Equally, Christmas trading does not stand or fall on the outcome of Boxing Day, despite all media focus to the contrary. If anything, the reverse – in an ideal world, retailers would have shifted all their stock at full price prior to Christmas and the post Christmas period would actually be about re-stocking next season’s lines. It’s no coincidence that a growing number of retailers actually opted not to open last Boxing Day.

In short, bad footfall figures for Boxing Day shouldn’t be used as a barometer for trading performance over the extended festive period. But sadly they are.

Retailer trading statements

Surely retailer Christmas trading statements provide a much more telling, on the ground view? Only to a degree, for a host or reasons. Retailer Xmas trading statements are also notoriously unreliable, yet for some reason still seem to be treated as gospel by the media. There are four key limitations with them:

1. Unlike full year and interim accounts, the statements are unaudited.

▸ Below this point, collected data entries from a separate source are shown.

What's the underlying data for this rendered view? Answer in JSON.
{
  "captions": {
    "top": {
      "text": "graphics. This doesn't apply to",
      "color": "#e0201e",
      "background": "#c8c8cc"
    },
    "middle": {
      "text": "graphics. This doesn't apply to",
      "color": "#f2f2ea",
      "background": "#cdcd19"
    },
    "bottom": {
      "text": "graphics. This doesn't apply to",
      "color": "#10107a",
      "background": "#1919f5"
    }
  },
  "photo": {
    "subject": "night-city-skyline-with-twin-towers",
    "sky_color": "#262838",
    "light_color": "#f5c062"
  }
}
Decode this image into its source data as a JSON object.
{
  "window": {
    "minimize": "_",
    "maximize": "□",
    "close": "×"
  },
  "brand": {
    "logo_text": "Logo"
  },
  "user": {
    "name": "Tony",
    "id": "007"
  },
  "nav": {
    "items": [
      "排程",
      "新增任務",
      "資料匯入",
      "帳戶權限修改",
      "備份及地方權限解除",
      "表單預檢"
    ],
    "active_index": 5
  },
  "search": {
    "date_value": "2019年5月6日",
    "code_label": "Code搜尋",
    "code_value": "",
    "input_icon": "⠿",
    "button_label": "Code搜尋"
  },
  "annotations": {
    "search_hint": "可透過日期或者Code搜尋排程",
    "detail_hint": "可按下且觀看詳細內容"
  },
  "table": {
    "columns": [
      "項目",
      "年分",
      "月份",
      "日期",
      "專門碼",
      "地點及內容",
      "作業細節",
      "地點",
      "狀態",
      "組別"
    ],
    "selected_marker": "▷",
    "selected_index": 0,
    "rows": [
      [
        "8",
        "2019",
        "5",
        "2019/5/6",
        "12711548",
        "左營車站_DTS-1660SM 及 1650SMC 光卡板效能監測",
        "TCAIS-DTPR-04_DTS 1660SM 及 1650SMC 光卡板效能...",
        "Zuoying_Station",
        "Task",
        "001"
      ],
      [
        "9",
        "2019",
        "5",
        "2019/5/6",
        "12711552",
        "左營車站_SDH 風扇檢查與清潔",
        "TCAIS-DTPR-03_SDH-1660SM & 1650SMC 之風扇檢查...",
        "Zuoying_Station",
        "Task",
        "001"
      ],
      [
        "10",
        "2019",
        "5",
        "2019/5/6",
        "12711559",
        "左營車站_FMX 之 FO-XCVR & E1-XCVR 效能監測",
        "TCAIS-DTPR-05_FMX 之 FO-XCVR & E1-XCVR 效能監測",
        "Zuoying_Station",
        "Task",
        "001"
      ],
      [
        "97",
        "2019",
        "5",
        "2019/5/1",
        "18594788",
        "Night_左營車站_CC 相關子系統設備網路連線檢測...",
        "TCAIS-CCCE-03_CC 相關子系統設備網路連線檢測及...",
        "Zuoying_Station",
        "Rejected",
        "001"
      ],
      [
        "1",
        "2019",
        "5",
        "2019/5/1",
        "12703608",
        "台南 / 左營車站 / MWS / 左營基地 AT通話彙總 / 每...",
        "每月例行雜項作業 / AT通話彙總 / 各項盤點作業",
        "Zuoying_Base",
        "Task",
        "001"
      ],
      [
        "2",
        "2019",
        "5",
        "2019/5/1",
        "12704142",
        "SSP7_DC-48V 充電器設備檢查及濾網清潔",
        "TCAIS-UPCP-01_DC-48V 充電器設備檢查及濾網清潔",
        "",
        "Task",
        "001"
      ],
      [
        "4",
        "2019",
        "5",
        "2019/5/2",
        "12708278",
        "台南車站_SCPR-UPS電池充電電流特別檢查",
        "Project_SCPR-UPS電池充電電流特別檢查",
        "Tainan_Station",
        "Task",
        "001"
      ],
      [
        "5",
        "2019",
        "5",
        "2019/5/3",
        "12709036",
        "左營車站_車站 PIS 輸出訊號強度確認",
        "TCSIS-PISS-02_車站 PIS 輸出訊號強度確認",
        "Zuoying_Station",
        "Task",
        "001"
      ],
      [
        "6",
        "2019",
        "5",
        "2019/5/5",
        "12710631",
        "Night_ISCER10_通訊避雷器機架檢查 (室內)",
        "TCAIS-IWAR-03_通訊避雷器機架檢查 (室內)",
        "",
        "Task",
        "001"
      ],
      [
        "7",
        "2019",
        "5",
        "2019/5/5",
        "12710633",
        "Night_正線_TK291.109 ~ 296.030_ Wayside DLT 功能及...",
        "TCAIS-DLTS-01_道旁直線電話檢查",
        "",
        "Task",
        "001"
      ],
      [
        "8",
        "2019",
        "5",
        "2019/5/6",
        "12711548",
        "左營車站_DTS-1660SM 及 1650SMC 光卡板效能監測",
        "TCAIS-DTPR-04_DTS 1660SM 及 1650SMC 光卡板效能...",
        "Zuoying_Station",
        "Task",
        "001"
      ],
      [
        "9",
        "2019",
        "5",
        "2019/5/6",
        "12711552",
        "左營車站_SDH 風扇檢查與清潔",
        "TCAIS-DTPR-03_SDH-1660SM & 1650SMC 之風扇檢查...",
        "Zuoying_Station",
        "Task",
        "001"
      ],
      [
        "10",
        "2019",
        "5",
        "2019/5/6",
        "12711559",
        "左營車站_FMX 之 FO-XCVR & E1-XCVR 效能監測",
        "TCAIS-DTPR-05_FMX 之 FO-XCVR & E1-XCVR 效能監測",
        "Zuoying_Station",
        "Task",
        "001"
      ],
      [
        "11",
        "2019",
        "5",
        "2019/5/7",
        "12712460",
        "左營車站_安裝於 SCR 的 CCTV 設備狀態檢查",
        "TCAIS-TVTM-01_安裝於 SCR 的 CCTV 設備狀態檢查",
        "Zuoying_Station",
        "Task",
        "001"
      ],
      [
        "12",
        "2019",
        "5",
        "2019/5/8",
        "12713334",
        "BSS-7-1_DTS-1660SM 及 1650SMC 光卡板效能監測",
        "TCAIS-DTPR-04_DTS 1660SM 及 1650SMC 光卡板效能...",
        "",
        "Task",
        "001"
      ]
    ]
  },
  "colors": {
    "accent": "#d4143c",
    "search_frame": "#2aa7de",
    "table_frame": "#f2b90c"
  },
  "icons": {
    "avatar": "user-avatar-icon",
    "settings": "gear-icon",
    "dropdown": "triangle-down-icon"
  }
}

2. They are basically a vehicle for retailers to put out any message they wish. Retailers have free rein to select whatever reporting period they want and this can massively distort which numbers are released.

3. The statements are pre-occupied with sales and contain precious little information on profits.

4. Even the sales figures are gross rather than net. They will not take into account product returns, the proportions of which continue to escalate in a multi-channel retail world.

Rather than complete fabrications, retailer Christmas trading statements are a version of a multitude of nuanced truths. The media game of putting retailers into “Winners” and “Losers” enclosures over the coming weeks is likewise over-simplistic. Unless two retailers have exactly the same reporting period, you are again never going to be comparing apples with apples. One day’s difference either way can swing sales by +/- 20%.

Any assessment of retailer trading statements in the coming weeks needs to heed these very strong caveats.

"The media game of putting retailers into “Winners” and “Losers” enclosures over the coming weeks is likewise over-simplistic."

The bigger picture

What is my early read on general performance over Christmas? It has not deviated much since we made our initial predictions. Definitely far stronger than 2020, all the more so since fears of lockdowns and further restrictions over the festive period thankfully did not materialise. Of course, renewed Covid-19 fears in the face of the escalation of the Omicron variant and high levels of self-isolation may have dented performance in the week preceding Christmas Day itself, but not enough to de-stabilise Christmas trading completely by any means.

When they finally do arrive, the official retail sales figures will be all over the place due to the distorted comparison base. Our tentative predictions were that for Q4 as a whole, total retail sales would grow by ca. +3% to +4%, with non-food (>6%) out-performing food (<2%) due to a far more challenging comp base in the latter. Food would be extremely hard pushed to achieve any growth in December at all, given the huge demand spike in 2020. Online will probably experience contraction of >-8% in Q4, possibly even double-digit.

Expect lots of noise on the retail market in the coming weeks, but context is everything.